Hotel Zena is a bold new cultural hub celebrating female empowerment through provocative art, design, and exciting and relevant programming. Centrally located to the downtown business district, Dupont and Thomas circles, and the Convention Center - Hotel Zena welcomes those who have passion for being part of a bold new story.
The PM Lead Cook is responsible for supervising and assisting in the preparation of all food items for all outlets, Banquets, and Room Service during the evening kitchen operations, while maintaining the highest standards to produce an appealing and appetizing product. This role supports culinary leadership in maintaining quality standards, supervising line cooks, ensuring food safety compliance, and driving efficient production during peak dinner service hours.
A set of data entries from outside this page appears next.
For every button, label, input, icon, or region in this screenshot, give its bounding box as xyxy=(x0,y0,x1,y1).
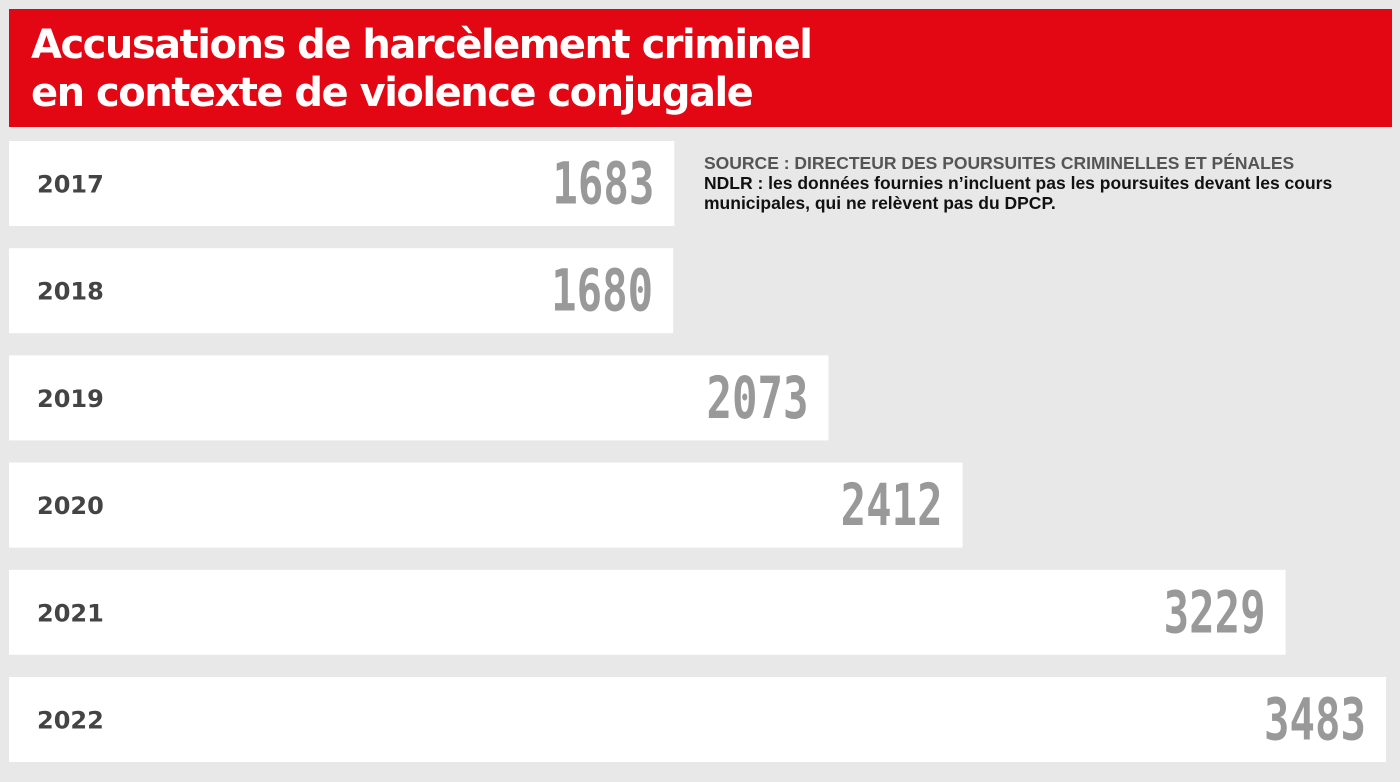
year-label-2020: 2020 xyxy=(37,492,104,520)
bar-2017 xyxy=(9,141,675,226)
title-banner: Accusations de harcèlement criminel en c… xyxy=(9,9,1392,127)
value-label-2022: 3483 xyxy=(1264,686,1366,754)
bar-2018 xyxy=(9,248,674,334)
chart-title-line-2: en contexte de violence conjugale xyxy=(31,70,754,116)
year-label-2022: 2022 xyxy=(37,707,104,735)
year-label-2018: 2018 xyxy=(37,278,104,306)
year-label-2021: 2021 xyxy=(37,599,104,627)
value-label-2020: 2412 xyxy=(841,471,943,539)
source-text: SOURCE : DIRECTEUR DES POURSUITES CRIMIN… xyxy=(704,153,1295,173)
bar-2019 xyxy=(9,355,829,441)
year-label-2017: 2017 xyxy=(37,171,104,199)
editor-note-text: NDLR : les données fournies n’incluent p… xyxy=(704,173,1333,213)
source-notes: SOURCE : DIRECTEUR DES POURSUITES CRIMIN… xyxy=(704,153,1344,213)
bar-2022 xyxy=(9,677,1386,762)
bar-2020 xyxy=(9,462,963,548)
value-label-2021: 3229 xyxy=(1164,578,1266,646)
bar-2021 xyxy=(9,569,1286,655)
chart-title-line-1: Accusations de harcèlement criminel xyxy=(31,22,813,68)
value-label-2019: 2073 xyxy=(707,364,809,432)
year-label-2019: 2019 xyxy=(37,385,104,413)
value-label-2017: 1683 xyxy=(552,150,654,218)
value-label-2018: 1680 xyxy=(551,257,653,325)
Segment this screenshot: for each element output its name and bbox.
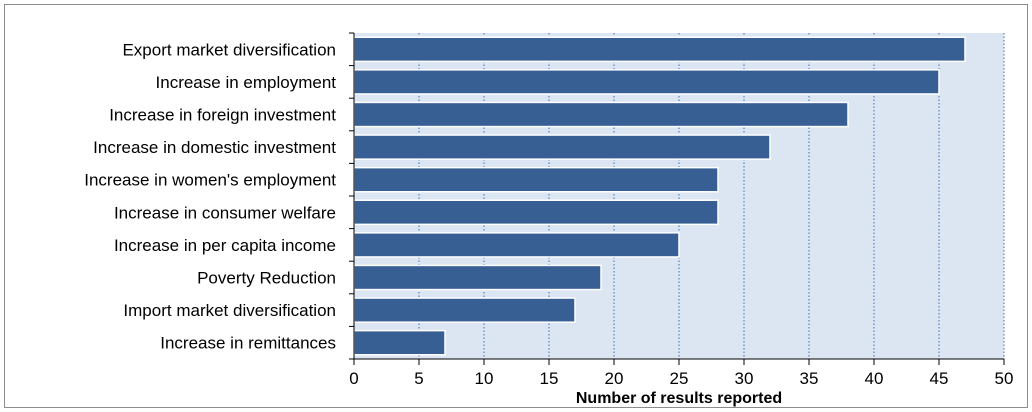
x-tick-label: 50 <box>995 369 1014 388</box>
x-tick-label: 25 <box>670 369 689 388</box>
bar <box>353 232 680 258</box>
x-tick-label: 5 <box>414 369 423 388</box>
category-label: Export market diversification <box>122 40 336 59</box>
x-tick-label: 10 <box>475 369 494 388</box>
bar <box>353 166 719 193</box>
bar <box>353 329 446 356</box>
x-tick-label: 20 <box>605 369 624 388</box>
bar <box>353 134 771 160</box>
category-label: Import market diversification <box>123 301 336 320</box>
category-label: Poverty Reduction <box>197 269 336 288</box>
x-tick-label: 30 <box>735 369 754 388</box>
bar <box>353 69 940 95</box>
bar <box>353 36 966 63</box>
x-tick-label: 15 <box>540 369 559 388</box>
category-label: Increase in women's employment <box>84 171 336 190</box>
x-tick-label: 45 <box>930 369 949 388</box>
bar <box>353 199 719 226</box>
x-axis-title: Number of results reported <box>576 390 782 407</box>
category-label: Increase in consumer welfare <box>114 203 336 222</box>
category-label: Increase in domestic investment <box>93 138 336 157</box>
category-label: Increase in remittances <box>160 334 336 353</box>
bar <box>353 264 602 291</box>
bar <box>353 297 576 323</box>
bar <box>353 101 849 128</box>
x-tick-label: 0 <box>349 369 358 388</box>
category-label: Increase in employment <box>156 73 337 92</box>
x-tick-label: 40 <box>865 369 884 388</box>
category-label: Increase in foreign investment <box>109 106 336 125</box>
category-label: Increase in per capita income <box>114 236 336 255</box>
x-tick-label: 35 <box>800 369 819 388</box>
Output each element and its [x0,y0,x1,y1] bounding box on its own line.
He/she is also responsible for ensuring the cleanliness, sanitation and safety in the kitchen, and storage areas while minimizing waste and maximizing cost/production ratio.
Recognize and uphold quality standards for meat, seafood, dairy, produce, and dry goods.
Inspect deliveries during PM shifts when applicable and report quality concerns.
Ensure FIFO practices and proper labeling/rotation procedures.
Monitor holding times and discard items that do not meet safety standards.
Assist in daily prep list creation and review for next day readiness.
Assist in monitoring waste and identifying opportunities to reduce food cost.
Assist with requisitions and stock restocking during PM shifts.
Ensure proper breakdown and storage of buffet and banquet items.
Support onboarding and training of new line cooks during PM shifts.
Provide feedback to culinary leadership regarding performance, workflow, and operational improvements.
Cross-train team members to ensure flexibility across stations.